So lately I’ve been trying to sort out what it means to be a contemplative. I think one of the things I keep running into is the rather Puritan/Protestant notion that one has to always be doing something. What good are the folks, who spend most of their days in some sort of community, dedicating most of their lives to prayer? Why do we need them, anyway?
In A Right to be Merry, Mother Francis discusses how contemplatives are really the backbone of the Church. (I’m holed up in a library on campus because it’s air conditioned, so I don’t have the reference handy.) She also discusses how they’re usually the first under attack by enemies of the Church. Now, I’m not one to pull a Bill Donohue and claim injustice from everywhere, but there are people out there who, for whatever reason, do want to see the Church destroyed. (From both within and without.) Evil does exist, although humans are all too willing to do Screwtape’s job for him.
So, yeah, I’m not out there working in soup kitchens or shelters. You won’t ever see me out there protesting at a Planned Parenthood, either (for a number of reasons). It’s not because I don’t think social justice or pro-life issues are important, but it’s because that’s not where I’m called to be. No matter how I throw myself at those issues, no matter what I do, it isn’t enough.
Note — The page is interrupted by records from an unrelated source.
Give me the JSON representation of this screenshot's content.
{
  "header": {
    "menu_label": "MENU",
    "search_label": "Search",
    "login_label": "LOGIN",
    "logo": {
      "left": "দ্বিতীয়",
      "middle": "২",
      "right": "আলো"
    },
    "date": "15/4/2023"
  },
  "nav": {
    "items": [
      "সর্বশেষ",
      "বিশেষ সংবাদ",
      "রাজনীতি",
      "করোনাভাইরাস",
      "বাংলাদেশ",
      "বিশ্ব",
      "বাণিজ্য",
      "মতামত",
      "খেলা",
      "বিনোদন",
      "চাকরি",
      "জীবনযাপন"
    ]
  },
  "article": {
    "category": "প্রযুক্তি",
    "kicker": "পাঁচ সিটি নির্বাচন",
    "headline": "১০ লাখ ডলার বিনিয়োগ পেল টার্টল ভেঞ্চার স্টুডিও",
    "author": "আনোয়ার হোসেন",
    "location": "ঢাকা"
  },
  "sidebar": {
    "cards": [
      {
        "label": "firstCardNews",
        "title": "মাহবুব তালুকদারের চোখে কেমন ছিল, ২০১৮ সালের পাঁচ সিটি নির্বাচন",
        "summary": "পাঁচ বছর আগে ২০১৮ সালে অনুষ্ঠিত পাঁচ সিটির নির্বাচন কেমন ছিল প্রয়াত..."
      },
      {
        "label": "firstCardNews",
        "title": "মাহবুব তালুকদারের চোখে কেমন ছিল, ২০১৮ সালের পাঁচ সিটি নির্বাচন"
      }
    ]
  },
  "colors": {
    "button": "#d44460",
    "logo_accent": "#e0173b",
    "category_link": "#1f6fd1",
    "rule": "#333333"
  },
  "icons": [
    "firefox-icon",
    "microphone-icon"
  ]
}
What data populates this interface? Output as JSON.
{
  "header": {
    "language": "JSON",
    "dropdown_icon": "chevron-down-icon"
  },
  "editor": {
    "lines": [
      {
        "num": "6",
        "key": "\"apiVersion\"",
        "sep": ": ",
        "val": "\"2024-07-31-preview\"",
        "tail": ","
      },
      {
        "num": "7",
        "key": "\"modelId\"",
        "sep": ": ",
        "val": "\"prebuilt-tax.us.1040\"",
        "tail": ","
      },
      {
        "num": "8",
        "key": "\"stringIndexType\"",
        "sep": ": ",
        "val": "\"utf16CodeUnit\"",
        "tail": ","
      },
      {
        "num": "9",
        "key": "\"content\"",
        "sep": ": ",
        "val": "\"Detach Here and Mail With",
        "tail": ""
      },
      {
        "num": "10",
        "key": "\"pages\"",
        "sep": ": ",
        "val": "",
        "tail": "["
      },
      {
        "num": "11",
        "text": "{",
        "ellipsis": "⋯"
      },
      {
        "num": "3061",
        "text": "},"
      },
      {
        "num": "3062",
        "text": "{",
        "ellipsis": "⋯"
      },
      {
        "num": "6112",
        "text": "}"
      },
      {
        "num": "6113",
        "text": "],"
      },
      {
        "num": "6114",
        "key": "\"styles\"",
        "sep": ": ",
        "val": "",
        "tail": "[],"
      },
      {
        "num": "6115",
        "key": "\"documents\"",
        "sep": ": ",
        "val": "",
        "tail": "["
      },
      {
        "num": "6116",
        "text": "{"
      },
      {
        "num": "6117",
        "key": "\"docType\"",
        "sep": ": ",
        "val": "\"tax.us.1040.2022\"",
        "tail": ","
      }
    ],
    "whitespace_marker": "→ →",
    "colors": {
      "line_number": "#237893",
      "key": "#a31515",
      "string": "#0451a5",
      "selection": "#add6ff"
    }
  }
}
Contemplatives deeply care about other people and their issues, but we recognize that no matter how we throw ourselves at those problems, we aren’t called to active ministry. Our lives are primarily one of witness, and by that I mean a a kind of sacred attention. We need to be alone with the Divine, and it isn’t selfish longing. It’s where our gifts are, and where we are called. It’s only through union with the Divine that we can reach out to others.